I have recently read about a data structure disjoint-set-union. I am confused about the rank heuristic. I have read that "rank is not height of the tree set".
I am unable to find this claim right. It is because when rank heuristic is used for union then easily we can see that rank is height of the tree set, but when we use path compression with it rank is no more height. But still, we are doing union considering the rank of the tree.
Suppose I am calling find(a1) and find(a2), it should change the rank of parent of a1 and a2, if height of parent of a1 lies in path from root to a1(same for a2).
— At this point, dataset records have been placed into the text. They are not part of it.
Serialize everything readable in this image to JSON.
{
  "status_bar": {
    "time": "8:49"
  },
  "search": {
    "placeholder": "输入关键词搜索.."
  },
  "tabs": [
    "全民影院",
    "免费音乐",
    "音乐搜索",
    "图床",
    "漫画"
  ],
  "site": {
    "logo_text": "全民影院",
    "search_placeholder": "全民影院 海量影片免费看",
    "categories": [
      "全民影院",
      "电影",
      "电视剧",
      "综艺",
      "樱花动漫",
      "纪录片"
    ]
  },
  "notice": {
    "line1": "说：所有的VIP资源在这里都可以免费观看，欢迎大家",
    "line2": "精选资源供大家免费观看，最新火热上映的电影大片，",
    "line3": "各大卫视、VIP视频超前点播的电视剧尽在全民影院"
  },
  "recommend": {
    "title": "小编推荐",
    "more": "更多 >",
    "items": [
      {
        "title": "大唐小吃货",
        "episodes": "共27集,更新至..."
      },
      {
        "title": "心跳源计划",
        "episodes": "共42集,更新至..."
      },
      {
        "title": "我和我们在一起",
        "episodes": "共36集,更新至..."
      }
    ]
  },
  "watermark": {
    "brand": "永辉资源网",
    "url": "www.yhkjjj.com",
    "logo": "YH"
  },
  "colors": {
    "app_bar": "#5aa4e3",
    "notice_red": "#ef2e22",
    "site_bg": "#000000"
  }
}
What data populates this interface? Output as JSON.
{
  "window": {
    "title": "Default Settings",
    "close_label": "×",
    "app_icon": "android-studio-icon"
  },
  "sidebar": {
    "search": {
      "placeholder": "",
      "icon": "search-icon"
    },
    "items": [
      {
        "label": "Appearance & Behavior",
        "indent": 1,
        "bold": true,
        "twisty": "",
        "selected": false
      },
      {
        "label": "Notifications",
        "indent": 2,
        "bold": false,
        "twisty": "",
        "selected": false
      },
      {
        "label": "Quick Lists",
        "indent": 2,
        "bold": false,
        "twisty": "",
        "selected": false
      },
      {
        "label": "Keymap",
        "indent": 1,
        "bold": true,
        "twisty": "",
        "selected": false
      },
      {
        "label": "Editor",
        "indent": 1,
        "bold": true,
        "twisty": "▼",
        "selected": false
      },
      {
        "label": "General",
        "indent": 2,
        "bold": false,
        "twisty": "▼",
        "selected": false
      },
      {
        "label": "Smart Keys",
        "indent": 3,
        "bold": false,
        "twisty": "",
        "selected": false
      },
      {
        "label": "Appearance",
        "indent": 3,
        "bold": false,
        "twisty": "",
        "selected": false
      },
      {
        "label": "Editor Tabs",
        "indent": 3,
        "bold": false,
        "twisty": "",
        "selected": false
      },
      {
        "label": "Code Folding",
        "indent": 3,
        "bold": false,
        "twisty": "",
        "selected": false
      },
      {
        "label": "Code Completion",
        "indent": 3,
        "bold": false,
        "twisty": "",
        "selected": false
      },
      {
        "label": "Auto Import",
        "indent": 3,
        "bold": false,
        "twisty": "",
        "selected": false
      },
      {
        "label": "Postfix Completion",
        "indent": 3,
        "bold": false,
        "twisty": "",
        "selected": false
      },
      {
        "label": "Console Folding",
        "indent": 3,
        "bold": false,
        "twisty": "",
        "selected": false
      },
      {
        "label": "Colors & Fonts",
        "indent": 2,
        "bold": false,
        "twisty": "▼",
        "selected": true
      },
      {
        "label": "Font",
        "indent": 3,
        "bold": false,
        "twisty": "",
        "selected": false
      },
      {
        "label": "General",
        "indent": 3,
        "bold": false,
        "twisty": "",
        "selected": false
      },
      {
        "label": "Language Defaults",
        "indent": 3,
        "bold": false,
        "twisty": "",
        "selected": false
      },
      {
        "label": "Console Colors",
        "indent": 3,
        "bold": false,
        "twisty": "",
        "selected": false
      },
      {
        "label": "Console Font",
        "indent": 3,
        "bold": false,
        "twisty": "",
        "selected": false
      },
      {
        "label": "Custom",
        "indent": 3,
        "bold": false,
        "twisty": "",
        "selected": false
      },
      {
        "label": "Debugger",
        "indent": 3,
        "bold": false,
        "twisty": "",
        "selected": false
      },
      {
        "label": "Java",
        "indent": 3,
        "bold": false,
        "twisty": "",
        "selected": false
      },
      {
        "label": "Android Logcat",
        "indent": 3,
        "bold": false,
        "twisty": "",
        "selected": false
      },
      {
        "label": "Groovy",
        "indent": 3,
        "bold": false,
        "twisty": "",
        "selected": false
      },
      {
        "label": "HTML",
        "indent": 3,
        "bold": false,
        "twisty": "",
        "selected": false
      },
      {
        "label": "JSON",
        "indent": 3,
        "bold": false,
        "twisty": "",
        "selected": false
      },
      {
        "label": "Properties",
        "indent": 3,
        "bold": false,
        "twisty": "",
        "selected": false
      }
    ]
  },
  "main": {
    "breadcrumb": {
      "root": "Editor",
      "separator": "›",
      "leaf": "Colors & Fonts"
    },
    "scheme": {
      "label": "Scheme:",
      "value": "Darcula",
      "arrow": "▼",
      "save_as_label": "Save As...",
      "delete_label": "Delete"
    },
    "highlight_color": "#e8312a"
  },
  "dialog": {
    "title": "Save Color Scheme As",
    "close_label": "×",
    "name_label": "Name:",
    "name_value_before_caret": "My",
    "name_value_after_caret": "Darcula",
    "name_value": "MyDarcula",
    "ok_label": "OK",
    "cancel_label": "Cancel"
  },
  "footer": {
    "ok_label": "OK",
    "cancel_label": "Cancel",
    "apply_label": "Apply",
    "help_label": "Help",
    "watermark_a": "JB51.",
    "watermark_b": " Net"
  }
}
How this path compression is working when rank is no more height of the tree? What does rank of the tree represents while using path-compression.
Below is code for find and union function. It is not a "complete program". But can be made into one easily.
int find(vector<int>& parent, int i) {
if (parent[i] != i)
parent[i] = find(parent, parent[i]);
return i;
}
void union(vector<int>& parent, vector<int>& rannk, int x, int y) {
int xroot = find(parent, x);
int yroot = find(parent, y);
if (rank[xroot] < rank[yroot])
parent[xroot] = yroot;
else if (rank[xroot] > rank[yroot])
parent[yroot] = xroot;
else{
parent[yroot] = xroot;
rank[xroot]++;
}
}
int main() {
vector<int> parent(10), rank(10, 1);
for(int i = 0; i < 10; ++i)
parent[i] = i;
union(2, 5);
union(1, 3);
union(2, 7);
union(2, 1);
union(9, 8);
union(0, 8);
union(0, 1);
}
Above are just a few core functions for the sake of understanding.
parent[i] represents the parent of element i, 0<=i<=10 rank[i] represents rank of i(root) of a set, 0<=i<=10
As you can easily see, after each find() call the path is compressed from a node to its parent(now, it is directly connected to parent). Now rank is not the height of the tree set.
This code is using rank[] for determining the merging. What does rank[i] represent here and how does it help to decide to merge two sets in union()?